Freekeh

Green
The fields are “green” for the harvest.

A couple of days ago, on the eve of Rosh Hashanah (Feast of Trumpets), we had our first rainfall of the season, and both of us were giddy with excitement as the rain came down. It wasn’t a whole lot of precipitation, but enough to give the air that wonderful “it just started raining” smell. Summers are long here, so we weren’t the only ones celebrating the earliest taste of what we hope will be a very wet winter, one which might bring an end to the drought which Israel has endured for the past five years.

In Israel, there are three types of rain: early rains, regular winter rains and latter rains. The first early-rain normally happens near the time of Sukkot (Feast of Tabernacles), which follows two weeks after Rosh Hashanah; the latter rains usually end by April.
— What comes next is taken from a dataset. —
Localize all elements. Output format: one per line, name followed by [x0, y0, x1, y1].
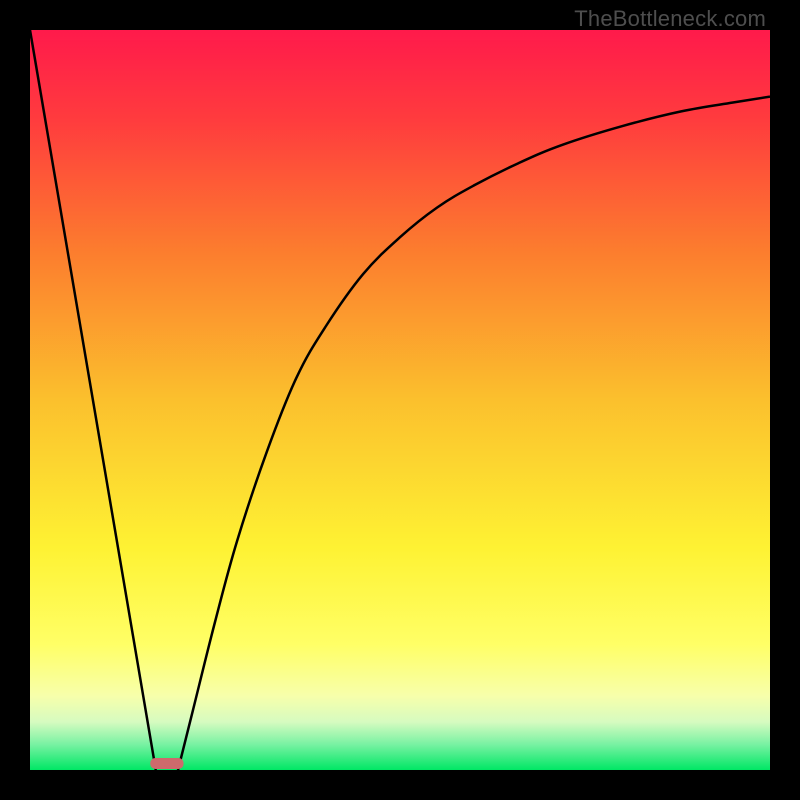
watermark-text: TheBottleneck.com — [574, 6, 766, 32]
plot-area — [30, 30, 770, 770]
background-gradient — [30, 30, 770, 770]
So typically from the month of April until the month of October, we don’t see a drop of rain. Everyone we know here was surprised at how early the first downpours happened, especially because this year the High Holy Days (Feast of Trumpets, Yom Kippur/Day of Atonement and Feast of Tabernacles) are occurring very early, starting in early September and finishing even before the month of October begins. So, we’re nearly four weeks early! It’s like an invited guest appearing at your front door four hours early—you’re glad to see them, but a good bit surprised that they are already at your door.

The early rain—and the surprise which everyone expressed at the unexpected showers—reminds me of a superfood called “freekeh.” This is green, not-quite-ripe wheat that is harvested before the fields turn “white for harvest.” Of course, only in places like America is it considered a “superfood,” which is just a marketing ploy that suppliers use to charge you a small fortune to include this grain in your diet. Here in Israel and throughout the Levant—where freekeh has been harvested and eaten for about 2,500 years—it’s just considered “food.” It is surprisingly tasty—as long as it’s prepared properly.

(Actually, it makes me wonder if that wasn’t what Luke was describing when the disciples got called out by the Pharisees for walking through a wheat field on Shabbat, picking heads of grain, rubbing them in their hands and eating the kernels. The word “freekeh” does come from the verb “to rub together…”)

We are all familiar with Jesus’ famous quote, ”Do you not say, ‘There are yet four months, then comes the harvest’? Look, I tell you, lift up your eyes, and see that the fields are white for harvest.” I’ve always had the notion that he was saying that all of the crop was already ripe, i.e. that all peoples and nations are ready to receive the gospel of the kingdom. But recently, I wonder if that understanding might not be correct. Maybe Jesus was telling his disciples that there were portions of the crop that were already ready to be harvested, if they only had eyes to see. It was as if Jesus was telling his future church-leaders-in-training to go ahead and harvest the part of the crop that was ready—the “freekeh,” so to speak.

Since that time, the church has been laboring in plots of land around the world. Some of those fields have had good soil, and so they have been producing bumper crops year after year. Other fields have been sown over the centuries, but the ground has been mostly paths, rocks and thorns. Many fields have been so remote that they couldn’t be sown easily. These last two examples are the places where—in the past—the workers have been few. But now most of the Christian missions world is focusing its attention in these areas.

We’ve been harvesting the freekeh, because we’ve only experienced the early rains so far. But the drought will soon be coming to a close and the latter rains will soon come—if in fact they are not already “appearing at our front door.”

Are we ready to gather in a harvest when the latter rains begin?

“After this I looked, and behold, a great multitude that no one could number, from every nation, from all tribes and peoples and languages, standing before the throne and before the Lamb…” Revelation 7:9

One thought on “Freekeh”

  1. I just talked with your dad and mom tonight at a PCS Celebration Dinner. He, Gale and I grew up together at Highland Church. They told me about your blog. I just read this installment. It’s great! Very insightful!